Japan’s Chugai soars 7% after UK says its drug reduces hospital time for Covid sufferers
The corporate logo of Chugai Pharmaceutical Co. is displayed atop the head office of its Chugai Pharma Manufacturing Co. unit in Tokyo, Japan, on Monday, Aug. 18, 2014.
Kiyoshi Ota | Bloomberg via Getty Images
SINGAPORE — Shares of Japanese drugmaker Chugai Pharmaceutical surged in Tuesday trade after the U.K. government found that its drug tocilizumab was effective in reducing risk of death as well as hospitalization time for Covid patients.
In Tuesday morning trade, shares of Chugai soared as much as 16.26%. The stock has since pared some of those gains, but was still trading about 7% higher. Tuesday marked the first trading day of the week for Chugai shares as Japan’s markets were closed on Monday for a holiday.
In a press release dated Thursday, the U.K. said results from a government-funded clinical trial showed tocilizumab was among two drugs that “reduced the relative risk of death by 24% when administered to patients within 24 hours of entering intensive care.”

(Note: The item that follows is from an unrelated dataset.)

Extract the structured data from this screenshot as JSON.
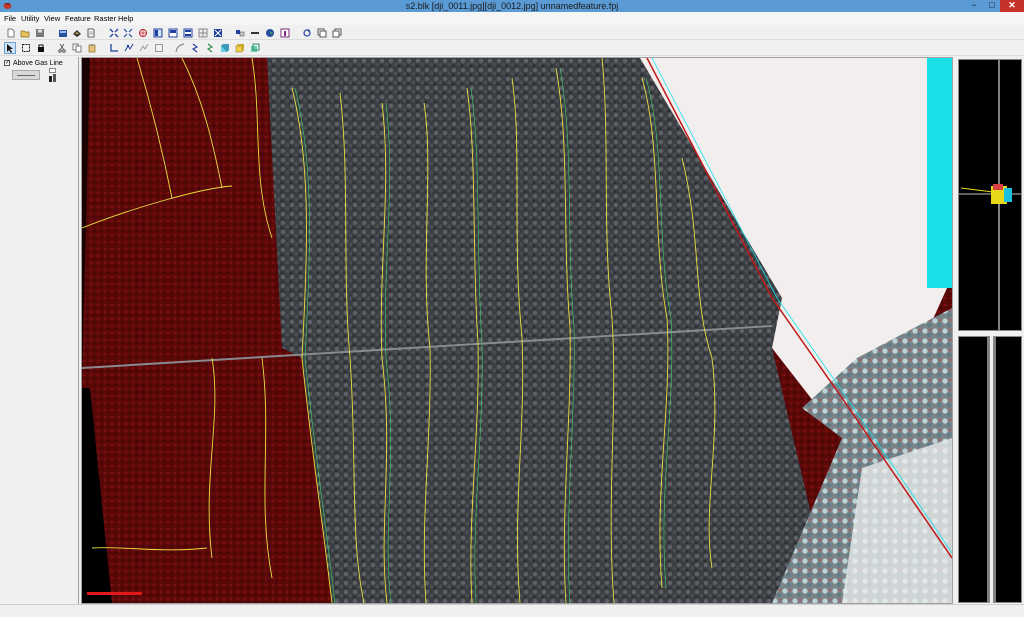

The release also said that patients receiving the drugs, typically used to treat rheumatoid arthritis, “left intensive care between 7 to 10 days earlier on average.”
U.K. Health and Social Care Secretary Matt Hancock said the results marked “another landmark development in finding a way out of this pandemic.”
The government also said it will begin to encourage the use of tocilizumab for patients admitted to the ICU. NHS will also work with manufacturer Roche to ensure the treatment remains available for U.K. patients.
Tocilizumab, marketed as Actemra or RoActemra, is part of a co-development between Roche and Chugai. Roche is also the majority shareholder of Chugai.
Last week, Prime Minister Boris Johnson imposed a lockdown on England in a bid to contain a variant of Covid-19 that is more contagious than previous strains.
Coronavirus infection rates continue to surge in many parts of the world, even as countries begin vaccination rollouts. As a result, some governments have reintroduced social distancing restrictions.
To date, the disease has infected at least 90.8 million people and taken more than 1.9 million lives worldwide, according to data compiled by Johns Hopkins University.